Managing Perimenopause With Osteoporosis
Oestrogen protects bone density. Learn how to manage osteoporosis through perimenopause and reduce your fracture risk long term.
Bone Density and the Perimenopausal Shift
Oestrogen is one of the most important hormones for maintaining bone density throughout a woman's adult life. It slows the rate at which bone is broken down, helping to keep the natural balance between bone resorption and bone formation in equilibrium. During perimenopause, as oestrogen levels become erratic and then progressively fall, this protective effect weakens. Bone loss can accelerate significantly in the years immediately surrounding the menopause transition, sometimes reaching two to three percent per year at its fastest. For women who already have osteoporosis or osteopenia, this phase can meaningfully increase fracture risk if it is not actively monitored and managed.
Understanding Your Bone Density Results
Osteoporosis is diagnosed through a DEXA scan, which measures bone mineral density at the hip and spine and expresses the result as a T-score. A T-score between -1 and -2.5 indicates osteopenia (reduced bone density), while -2.5 or below indicates osteoporosis. These numbers provide a useful baseline, but they are not the whole story. Other factors including age, height, weight, family history, smoking status, alcohol intake, steroid use, and previous fractures feed into your overall fracture risk score, known as FRAX. Understanding your FRAX score, not just your T-score, helps your doctor advise on which interventions are most appropriate for your individual situation.
Calcium, Vitamin D, and Bone-Supporting Nutrition
Calcium and vitamin D remain the nutritional foundation of bone health throughout life. Most adults need between 700 and 1,200 milligrams of calcium daily, ideally from food sources such as dairy products, fortified plant milks, leafy green vegetables, and tinned fish with bones. Vitamin D is essential for calcium absorption, and because many people, particularly in northern latitudes or those spending little time outdoors, are deficient, supplementation of 1,000 to 2,000 IU daily is commonly recommended. Adequate protein intake also supports bone matrix quality and the muscle strength that protects against falls. Magnesium, vitamin K2, and zinc all play supporting roles and are best obtained through a varied diet.
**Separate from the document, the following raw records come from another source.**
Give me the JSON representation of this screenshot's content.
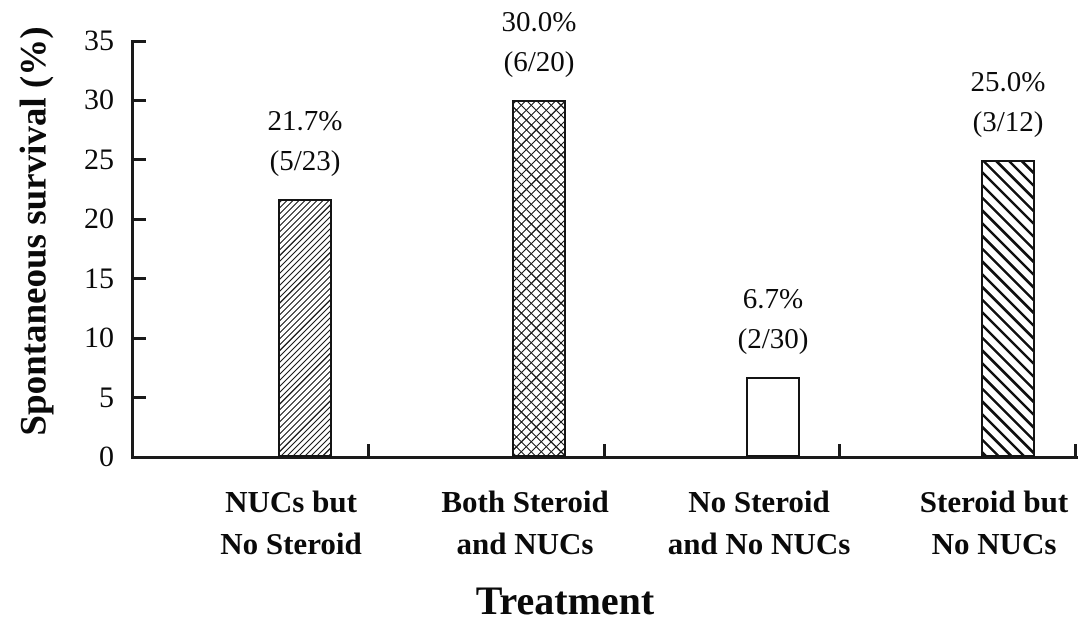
{
  "chart_data": {
    "type": "bar",
    "title": "",
    "xlabel": "Treatment",
    "ylabel": "Spontaneous survival (%)",
    "ylim": [
      0,
      35
    ],
    "yticks": [
      0,
      5,
      10,
      15,
      20,
      25,
      30,
      35
    ],
    "grid": false,
    "legend": "none",
    "categories": [
      "NUCs but No Steroid",
      "Both Steroid and NUCs",
      "No Steroid and No NUCs",
      "Steroid but No NUCs"
    ],
    "category_lines": [
      [
        "NUCs but",
        "No Steroid"
      ],
      [
        "Both Steroid",
        "and NUCs"
      ],
      [
        "No Steroid",
        "and No NUCs"
      ],
      [
        "Steroid but",
        "No NUCs"
      ]
    ],
    "values": [
      21.7,
      30.0,
      6.7,
      25.0
    ],
    "fractions": [
      "5/23",
      "6/20",
      "2/30",
      "3/12"
    ],
    "bar_labels": [
      [
        "21.7%",
        "(5/23)"
      ],
      [
        "30.0%",
        "(6/20)"
      ],
      [
        "6.7%",
        "(2/30)"
      ],
      [
        "25.0%",
        "(3/12)"
      ]
    ],
    "bar_patterns": [
      "diagonal-forward-hatch",
      "diagonal-crosshatch",
      "plain-white",
      "diagonal-back-hatch"
    ],
    "colors": {
      "foreground": "#000000",
      "background": "#ffffff"
    }
  }
}
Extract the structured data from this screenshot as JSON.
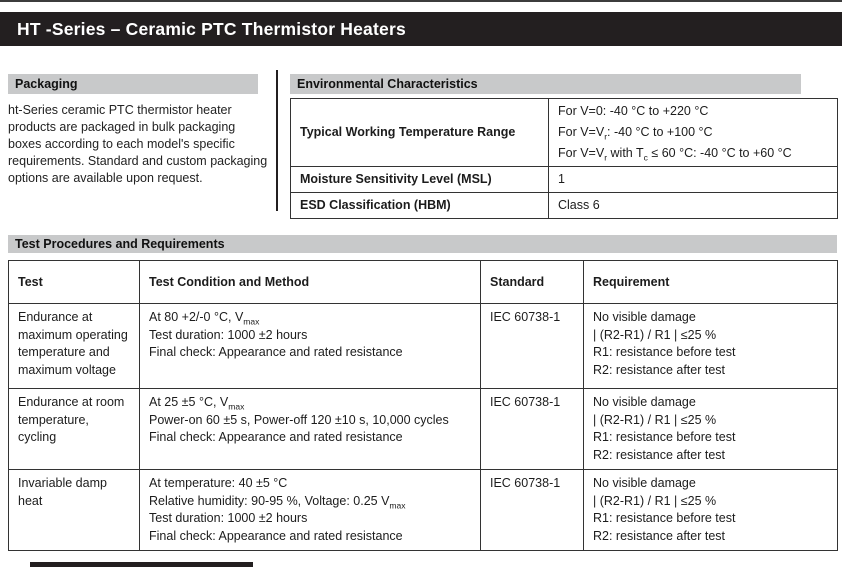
{
  "page": {
    "title": "HT -Series – Ceramic PTC Thermistor Heaters"
  },
  "packaging": {
    "heading": "Packaging",
    "body": "ht-Series ceramic PTC thermistor heater products are packaged in bulk packaging boxes according to each model's specific requirements. Standard and custom packaging options are available upon request."
  },
  "environmental": {
    "heading": "Environmental Characteristics",
    "rows": [
      {
        "label": "Typical Working Temperature Range",
        "value_lines": [
          "For V=0: -40 °C to +220 °C",
          "For V=V~r~: -40 °C to +100 °C",
          "For V=V~r~ with T~c~ ≤ 60 °C: -40 °C to +60 °C"
        ]
      },
      {
        "label": "Moisture Sensitivity Level (MSL)",
        "value": "1"
      },
      {
        "label": "ESD Classification (HBM)",
        "value": "Class 6"
      }
    ]
  },
  "tests": {
    "heading": "Test Procedures and Requirements",
    "columns": [
      "Test",
      "Test Condition and Method",
      "Standard",
      "Requirement"
    ],
    "rows": [
      {
        "test": "Endurance at maximum operating temperature and maximum voltage",
        "condition_lines": [
          "At 80 +2/-0 °C, V~max~",
          "Test duration: 1000 ±2 hours",
          "Final check: Appearance and rated resistance"
        ],
        "standard": "IEC 60738-1",
        "requirement_lines": [
          "No visible damage",
          "| (R2-R1) / R1 | ≤25 %",
          "R1: resistance before test",
          "R2: resistance after test"
        ]
      },
      {
        "test": "Endurance at room temperature, cycling",
        "condition_lines": [
          "At 25 ±5 °C, V~max~",
          "Power-on 60 ±5 s, Power-off 120 ±10 s, 10,000 cycles",
          "Final check: Appearance and rated resistance"
        ],
        "standard": "IEC 60738-1",
        "requirement_lines": [
          "No visible damage",
          "| (R2-R1) / R1 | ≤25 %",
          "R1: resistance before test",
          "R2: resistance after test"
        ]
      },
      {
        "test": "Invariable damp heat",
        "condition_lines": [
          "At temperature: 40 ±5 °C",
          "Relative humidity: 90-95 %, Voltage: 0.25 V~max~",
          "Test duration: 1000 ±2 hours",
          "Final check: Appearance and rated resistance"
        ],
        "standard": "IEC 60738-1",
        "requirement_lines": [
          "No visible damage",
          "| (R2-R1) / R1 | ≤25 %",
          "R1: resistance before test",
          "R2: resistance after test"
        ]
      }
    ]
  },
  "colors": {
    "header_bg": "#231f20",
    "section_bar_bg": "#c8c9ca",
    "border": "#333333"
  }
}
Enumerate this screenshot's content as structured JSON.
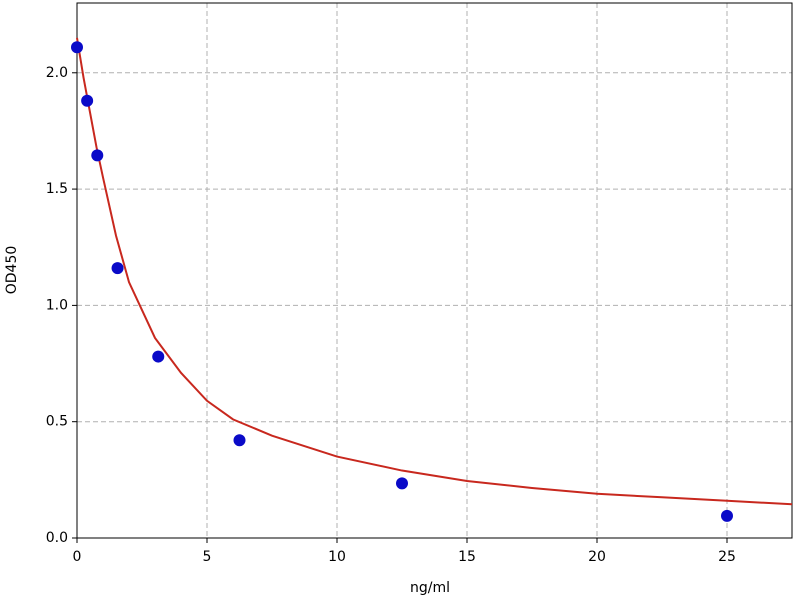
{
  "chart_data": {
    "type": "scatter",
    "x_label": "ng/ml",
    "y_label": "OD450",
    "series": [
      {
        "type": "scatter",
        "color": "#0a0ac8",
        "x": [
          0,
          0.39,
          0.78,
          1.56,
          3.125,
          6.25,
          12.5,
          25
        ],
        "values": [
          2.11,
          1.88,
          1.645,
          1.16,
          0.78,
          0.42,
          0.235,
          0.095
        ]
      },
      {
        "type": "line",
        "color": "#c8281e",
        "x": [
          0,
          0.25,
          0.5,
          0.75,
          1,
          1.5,
          2,
          2.5,
          3,
          4,
          5,
          6,
          7.5,
          10,
          12.5,
          15,
          17.5,
          20,
          22.5,
          25,
          27.5
        ],
        "values": [
          2.15,
          1.98,
          1.83,
          1.68,
          1.55,
          1.3,
          1.1,
          0.98,
          0.86,
          0.71,
          0.59,
          0.51,
          0.44,
          0.35,
          0.29,
          0.245,
          0.215,
          0.19,
          0.175,
          0.16,
          0.145
        ]
      }
    ],
    "xlim": [
      0,
      27.5
    ],
    "ylim": [
      0,
      2.3
    ],
    "xticks": [
      0,
      5,
      10,
      15,
      20,
      25
    ],
    "yticks": [
      {
        "value": 0,
        "label": "0.0"
      },
      {
        "value": 0.5,
        "label": "0.5"
      },
      {
        "value": 1,
        "label": "1.0"
      },
      {
        "value": 1.5,
        "label": "1.5"
      },
      {
        "value": 2,
        "label": "2.0"
      }
    ],
    "grid": true
  }
}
Exercise That Builds and Protects Bone
Weight-bearing and resistance exercises are the most effective forms of physical activity for stimulating bone formation and maintaining bone density. Walking, jogging, dancing, hiking on varied terrain, and strength training all qualify as weight-bearing activity. Resistance training using weights, machines, or resistance bands provides additional mechanical loading that prompts bone to adapt and strengthen. Balance and coordination exercises, such as tai chi, yoga, or single-leg standing, reduce the risk of falls, which represents the most direct route to fracture in women with osteoporosis. A combination of all three exercise types, done consistently across the week, provides the broadest protection and also benefits mood, energy, and cardiovascular health.
Medications for Osteoporosis During Perimenopause
Several medications are used to treat osteoporosis, with bisphosphonates such as alendronate being the most widely prescribed first-line option. These drugs slow bone breakdown and can reduce fracture risk significantly over a three to five year course. HRT is another treatment specifically relevant to perimenopausal women, since replacing oestrogen directly addresses the hormonal mechanism driving accelerated bone loss during this phase. For women whose bone health is a primary concern alongside significant perimenopausal symptoms, HRT can offer dual benefit and is worth discussing explicitly with a GP or menopause specialist. The decision depends on individual risk factors, symptom burden, and informed personal preference.
Fall Prevention as a Core Priority
For women living with osteoporosis, avoiding a fall is as clinically important as protecting bone density, because a fall with compromised bones can cause fractures at the hip, spine, or wrist with serious consequences for mobility and independence. Practical fall prevention covers a range of areas: checking that your home is free of trip hazards such as loose rugs or poor lighting, wearing supportive well-fitting footwear, keeping corridors and bathrooms well lit, and addressing any medication side effects, vision problems, or balance issues that increase instability. Muscle strength and balance training directly improve both reaction speed and postural control, making resistance exercise doubly valuable.
Monitoring Progress and Staying Proactive
Repeat DEXA scans are typically recommended every two to three years to assess whether bone density is stable, improving, or continuing to decline. Tracking your symptoms, activity levels, and diet alongside your scan results helps you have more informed and productive conversations with your healthcare team. If you log your workouts consistently, you build a record of the specific work you are doing to protect your bones, which can be encouraging during what can feel like a slow and invisible process. The perimenopausal years can be demanding, but the actions taken now to build and maintain bone health have direct and lasting consequences for quality of life in your 60s, 70s, and beyond.